Le dialogue de ce livre est libérateur pour les personnages, il leur sert d'exultoire pour tenter d'échapper à leur condition. Surtout pour la bonne, bien sûr. L'homme, lui, a connu des moment de bonheur dans sa vie qui lui ont permis de ne pas en vouloir à la vie, au sens général.

Et au final, que reste-t-il ? Rien de spécial, Duras ne livrant pas de fin à ce roman, ne donnant pas autre chose qu'un espoir de résolution du problème évoquer tout au long du livre. Le lecteur est dans la même situation qu'eux, il est dans l'attente d'une réponse qui ne viendra jamais. Et donc renvoyé à sa solitude, au questionnement que ce livre lui renvoit en plein visage. Et lui, que ferait-il pour sortir de sa condition ?


Extraits, adaptations

Extraits

Cet extrait est la fin du livre. Il montre comment Marguerite Duras se joue de son lecteur en le laissant douter de l'avenir des protagonistes.

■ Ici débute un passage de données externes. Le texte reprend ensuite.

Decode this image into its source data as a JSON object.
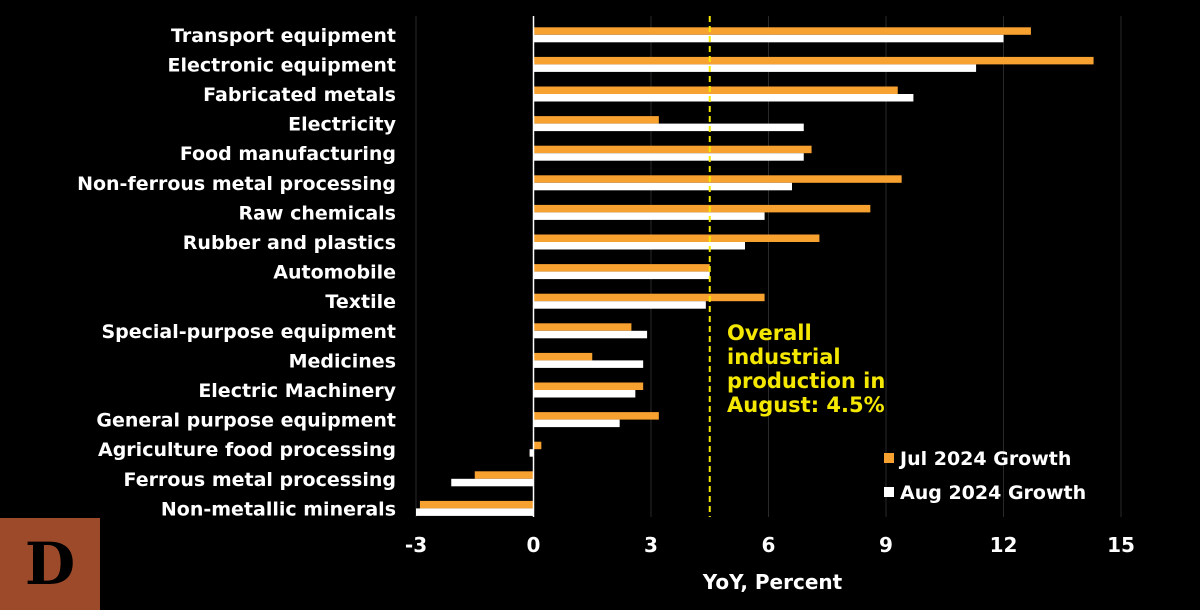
{
  "chart_data": {
    "type": "bar",
    "orientation": "horizontal",
    "categories": [
      "Transport equipment",
      "Electronic equipment",
      "Fabricated metals",
      "Electricity",
      "Food manufacturing",
      "Non-ferrous metal processing",
      "Raw chemicals",
      "Rubber and plastics",
      "Automobile",
      "Textile",
      "Special-purpose equipment",
      "Medicines",
      "Electric Machinery",
      "General purpose equipment",
      "Agriculture food processing",
      "Ferrous metal processing",
      "Non-metallic minerals"
    ],
    "series": [
      {
        "name": "Jul 2024 Growth",
        "color": "#f7a130",
        "values": [
          12.7,
          14.3,
          9.3,
          3.2,
          7.1,
          9.4,
          8.6,
          7.3,
          4.5,
          5.9,
          2.5,
          1.5,
          2.8,
          3.2,
          0.2,
          -1.5,
          -2.9
        ]
      },
      {
        "name": "Aug 2024 Growth",
        "color": "#ffffff",
        "values": [
          12.0,
          11.3,
          9.7,
          6.9,
          6.9,
          6.6,
          5.9,
          5.4,
          4.5,
          4.4,
          2.9,
          2.8,
          2.6,
          2.2,
          -0.1,
          -2.1,
          -3.0
        ]
      }
    ],
    "xlabel": "YoY, Percent",
    "xlim": [
      -3,
      15
    ],
    "xticks": [
      -3,
      0,
      3,
      6,
      9,
      12,
      15
    ],
    "grid": "vertical",
    "reference_line": {
      "value": 4.5,
      "color": "#f5e800",
      "style": "dashed",
      "annotation": [
        "Overall",
        "industrial",
        "production in",
        "August: 4.5%"
      ]
    },
    "legend_position": "bottom-right"
  },
  "logo": {
    "letter": "D",
    "color": "#9c4a2a"
  }
}
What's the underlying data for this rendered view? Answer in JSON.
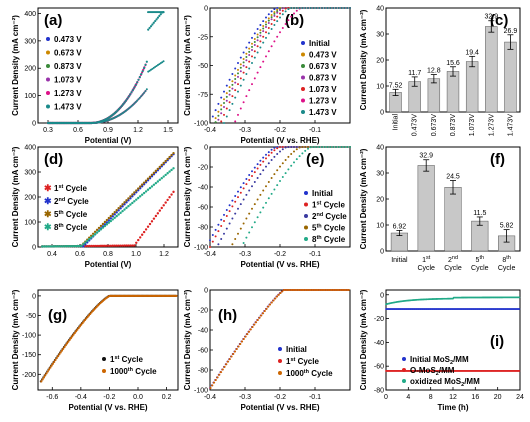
{
  "chart_data": [
    {
      "id": "a",
      "panel_label": "(a)",
      "type": "line",
      "xlabel": "Potential (V)",
      "ylabel": "Current Density (mA cm⁻²)",
      "xlim": [
        0.2,
        1.6
      ],
      "ylim": [
        0,
        420
      ],
      "xticks": [
        0.3,
        0.6,
        0.9,
        1.2,
        1.5
      ],
      "xtick_labels": [
        "0.3",
        "0.6",
        "0.9",
        "1.2",
        "1.5"
      ],
      "yticks": [
        0,
        100,
        200,
        300,
        400
      ],
      "ytick_labels": [
        "0",
        "100",
        "200",
        "300",
        "400"
      ],
      "legend_position": "upper-left",
      "series": [
        {
          "name": "0.473 V",
          "color": "#2233cc"
        },
        {
          "name": "0.673 V",
          "color": "#cc8800"
        },
        {
          "name": "0.873 V",
          "color": "#3a8a3a"
        },
        {
          "name": "1.073 V",
          "color": "#9933aa"
        },
        {
          "name": "1.273 V",
          "color": "#dd1188"
        },
        {
          "name": "1.473 V",
          "color": "#1a8a8a"
        }
      ]
    },
    {
      "id": "b",
      "panel_label": "(b)",
      "type": "scatter",
      "xlabel": "Potential (V vs. RHE)",
      "ylabel": "Current Density (mA cm⁻²)",
      "xlim": [
        -0.4,
        0.0
      ],
      "ylim": [
        -100,
        0
      ],
      "xticks": [
        -0.4,
        -0.3,
        -0.2,
        -0.1
      ],
      "xtick_labels": [
        "-0.4",
        "-0.3",
        "-0.2",
        "-0.1"
      ],
      "yticks": [
        -100,
        -75,
        -50,
        -25,
        0
      ],
      "ytick_labels": [
        "-100",
        "-75",
        "-50",
        "-25",
        "0"
      ],
      "legend_position": "right",
      "series": [
        {
          "name": "Initial",
          "color": "#2233cc",
          "onset": -0.21
        },
        {
          "name": "0.473 V",
          "color": "#cc8800",
          "onset": -0.2
        },
        {
          "name": "0.673 V",
          "color": "#3a8a3a",
          "onset": -0.195
        },
        {
          "name": "0.873 V",
          "color": "#9933aa",
          "onset": -0.19
        },
        {
          "name": "1.073 V",
          "color": "#dd2222",
          "onset": -0.18
        },
        {
          "name": "1.273 V",
          "color": "#dd1188",
          "onset": -0.14
        },
        {
          "name": "1.473 V",
          "color": "#1a8a8a",
          "onset": -0.17
        }
      ]
    },
    {
      "id": "c",
      "panel_label": "(c)",
      "type": "bar",
      "ylabel": "Current Density (mA cm⁻²)",
      "ylim": [
        0,
        40
      ],
      "yticks": [
        0,
        10,
        20,
        30,
        40
      ],
      "ytick_labels": [
        "0",
        "10",
        "20",
        "30",
        "40"
      ],
      "categories": [
        "Initial",
        "0.473V",
        "0.673V",
        "0.873V",
        "1.073V",
        "1.273V",
        "1.473V"
      ],
      "values": [
        7.52,
        11.7,
        12.8,
        15.6,
        19.4,
        32.9,
        26.9
      ],
      "value_labels": [
        "7.52",
        "11.7",
        "12.8",
        "15.6",
        "19.4",
        "32.9",
        "26.9"
      ],
      "errors": [
        1.2,
        1.8,
        1.6,
        1.8,
        2.0,
        2.2,
        2.8
      ]
    },
    {
      "id": "d",
      "panel_label": "(d)",
      "type": "scatter",
      "xlabel": "Potential (V)",
      "ylabel": "Current Density (mA cm⁻²)",
      "xlim": [
        0.3,
        1.3
      ],
      "ylim": [
        0,
        400
      ],
      "xticks": [
        0.4,
        0.6,
        0.8,
        1.0,
        1.2
      ],
      "xtick_labels": [
        "0.4",
        "0.6",
        "0.8",
        "1.0",
        "1.2"
      ],
      "yticks": [
        0,
        100,
        200,
        300,
        400
      ],
      "ytick_labels": [
        "0",
        "100",
        "200",
        "300",
        "400"
      ],
      "legend_position": "left",
      "series": [
        {
          "name": "1st Cycle",
          "base": "1",
          "sup": "st",
          "tail": " Cycle",
          "color": "#dd2222"
        },
        {
          "name": "2nd Cycle",
          "base": "2",
          "sup": "nd",
          "tail": " Cycle",
          "color": "#2233cc"
        },
        {
          "name": "5th Cycle",
          "base": "5",
          "sup": "th",
          "tail": " Cycle",
          "color": "#996600"
        },
        {
          "name": "8th Cycle",
          "base": "8",
          "sup": "th",
          "tail": " Cycle",
          "color": "#22aa88"
        }
      ]
    },
    {
      "id": "e",
      "panel_label": "(e)",
      "type": "scatter",
      "xlabel": "Potential (V vs. RHE)",
      "ylabel": "Current Density (mA cm⁻²)",
      "xlim": [
        -0.4,
        0.0
      ],
      "ylim": [
        -100,
        0
      ],
      "xticks": [
        -0.4,
        -0.3,
        -0.2,
        -0.1
      ],
      "xtick_labels": [
        "-0.4",
        "-0.3",
        "-0.2",
        "-0.1"
      ],
      "yticks": [
        -100,
        -80,
        -60,
        -40,
        -20,
        0
      ],
      "ytick_labels": [
        "-100",
        "-80",
        "-60",
        "-40",
        "-20",
        "0"
      ],
      "legend_position": "right",
      "series": [
        {
          "name": "Initial",
          "base": "Initial",
          "sup": "",
          "tail": "",
          "color": "#2233cc",
          "onset": -0.21
        },
        {
          "name": "1st Cycle",
          "base": "1",
          "sup": "st",
          "tail": " Cycle",
          "color": "#dd2222",
          "onset": -0.2
        },
        {
          "name": "2nd Cycle",
          "base": "2",
          "sup": "nd",
          "tail": " Cycle",
          "color": "#3a3aa0",
          "onset": -0.18
        },
        {
          "name": "5th Cycle",
          "base": "5",
          "sup": "th",
          "tail": " Cycle",
          "color": "#996600",
          "onset": -0.14
        },
        {
          "name": "8th Cycle",
          "base": "8",
          "sup": "th",
          "tail": " Cycle",
          "color": "#22aa88",
          "onset": -0.11
        }
      ]
    },
    {
      "id": "f",
      "panel_label": "(f)",
      "type": "bar",
      "ylabel": "Current Density (mA cm⁻²)",
      "ylim": [
        0,
        40
      ],
      "yticks": [
        0,
        10,
        20,
        30,
        40
      ],
      "ytick_labels": [
        "0",
        "10",
        "20",
        "30",
        "40"
      ],
      "categories": [
        {
          "base": "Initial",
          "sup": "",
          "line2": ""
        },
        {
          "base": "1",
          "sup": "st",
          "line2": "Cycle"
        },
        {
          "base": "2",
          "sup": "nd",
          "line2": "Cycle"
        },
        {
          "base": "5",
          "sup": "th",
          "line2": "Cycle"
        },
        {
          "base": "8",
          "sup": "th",
          "line2": "Cycle"
        }
      ],
      "values": [
        6.92,
        32.9,
        24.5,
        11.5,
        5.82
      ],
      "value_labels": [
        "6.92",
        "32.9",
        "24.5",
        "11.5",
        "5.82"
      ],
      "errors": [
        1.0,
        2.2,
        2.6,
        1.6,
        2.4
      ]
    },
    {
      "id": "g",
      "panel_label": "(g)",
      "type": "scatter",
      "xlabel": "Potential (V vs. RHE)",
      "ylabel": "Current Density (mA cm⁻²)",
      "xlim": [
        -0.7,
        0.28
      ],
      "ylim": [
        -240,
        15
      ],
      "xticks": [
        -0.6,
        -0.4,
        -0.2,
        0.0,
        0.2
      ],
      "xtick_labels": [
        "-0.6",
        "-0.4",
        "-0.2",
        "0.0",
        "0.2"
      ],
      "yticks": [
        -200,
        -150,
        -100,
        -50,
        0
      ],
      "ytick_labels": [
        "-200",
        "-150",
        "-100",
        "-50",
        "0"
      ],
      "legend_position": "lower-right",
      "series": [
        {
          "name": "1st Cycle",
          "base": "1",
          "sup": "st",
          "tail": " Cycle",
          "color": "#111111"
        },
        {
          "name": "1000th Cycle",
          "base": "1000",
          "sup": "th",
          "tail": " Cycle",
          "color": "#cc6600"
        }
      ]
    },
    {
      "id": "h",
      "panel_label": "(h)",
      "type": "scatter",
      "xlabel": "Potential (V vs. RHE)",
      "ylabel": "Current Density (mA cm⁻²)",
      "xlim": [
        -0.4,
        0.0
      ],
      "ylim": [
        -100,
        0
      ],
      "xticks": [
        -0.4,
        -0.3,
        -0.2,
        -0.1
      ],
      "xtick_labels": [
        "-0.4",
        "-0.3",
        "-0.2",
        "-0.1"
      ],
      "yticks": [
        -100,
        -80,
        -60,
        -40,
        -20,
        0
      ],
      "ytick_labels": [
        "-100",
        "-80",
        "-60",
        "-40",
        "-20",
        "0"
      ],
      "legend_position": "lower-right",
      "series": [
        {
          "name": "Initial",
          "base": "Initial",
          "sup": "",
          "tail": "",
          "color": "#2233cc"
        },
        {
          "name": "1st Cycle",
          "base": "1",
          "sup": "st",
          "tail": " Cycle",
          "color": "#dd2222"
        },
        {
          "name": "1000th Cycle",
          "base": "1000",
          "sup": "th",
          "tail": " Cycle",
          "color": "#cc6600"
        }
      ]
    },
    {
      "id": "i",
      "panel_label": "(i)",
      "type": "line",
      "xlabel": "Time (h)",
      "ylabel": "Current Density (mA cm⁻²)",
      "xlim": [
        0,
        24
      ],
      "ylim": [
        -80,
        4
      ],
      "xticks": [
        0,
        4,
        8,
        12,
        16,
        20,
        24
      ],
      "xtick_labels": [
        "0",
        "4",
        "8",
        "12",
        "16",
        "20",
        "24"
      ],
      "yticks": [
        -80,
        -60,
        -40,
        -20,
        0
      ],
      "ytick_labels": [
        "-80",
        "-60",
        "-40",
        "-20",
        "0"
      ],
      "legend_position": "lower-right",
      "series": [
        {
          "name": "Initial MoS2/MM",
          "base": "Initial MoS",
          "sub": "2",
          "tail": "/MM",
          "color": "#2233cc",
          "level": -12
        },
        {
          "name": "O-MoS2/MM",
          "base": "O-MoS",
          "sub": "2",
          "tail": "/MM",
          "color": "#dd2222",
          "level": -64
        },
        {
          "name": "oxidized MoS2/MM",
          "base": "oxidized MoS",
          "sub": "2",
          "tail": "/MM",
          "color": "#22aa88",
          "level": -3
        }
      ]
    }
  ]
}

- Je vous dis au revoir, Monsieur, peut-être donc à ce samedi qui vient.

- Peut- être, oui, Mademoiselle, au revoir.

La jeune fille s'éloigna avec l'enfant, d'un pas rapide. L'homme la regarda partir, la regarda le plus qu'il put. Elle ne se retourna pas. Et l'homme le prit comme un encouragement à aller à ce bal.


Cela fait du bien, oui, c’est après que c’est un peu ennuyeux, après qu’on ait parlé. Le temps devient trop lent. Peut-être qu’on ne devrait jamais parler.

La brise qui s'était assoupie s'éleva de nouveau, balaya de nouveau les nuages et, à la tiédeur soudaine de l'air, on devina encore une fois les promesses d'un proche été.

Adaptations

Encore une fois une adaptation d'un livre de Marguerite Duras fut faite par la suite. Celle-ci a été d'autant plus facile que le texte ressemblait déjà fortement à une pièce de théâtre. Le metteur en scène, Claude Martin, a légèrement modifié quelques lignes, faisant disparaître le personnage de l'enfant et supprimant la phrase finale " Et l'homme le prit comme un encouragement à aller à ce bal", pour laisser une impression moins optimiste. La pièce a vu le jour le 17 septembre 1956, au Studio des Champs-Élysées, puis reprise en 1961, avec Édith Scob, et en 2014, au théâtre de l'atelier, sur une mise en scène de Didier Bezace.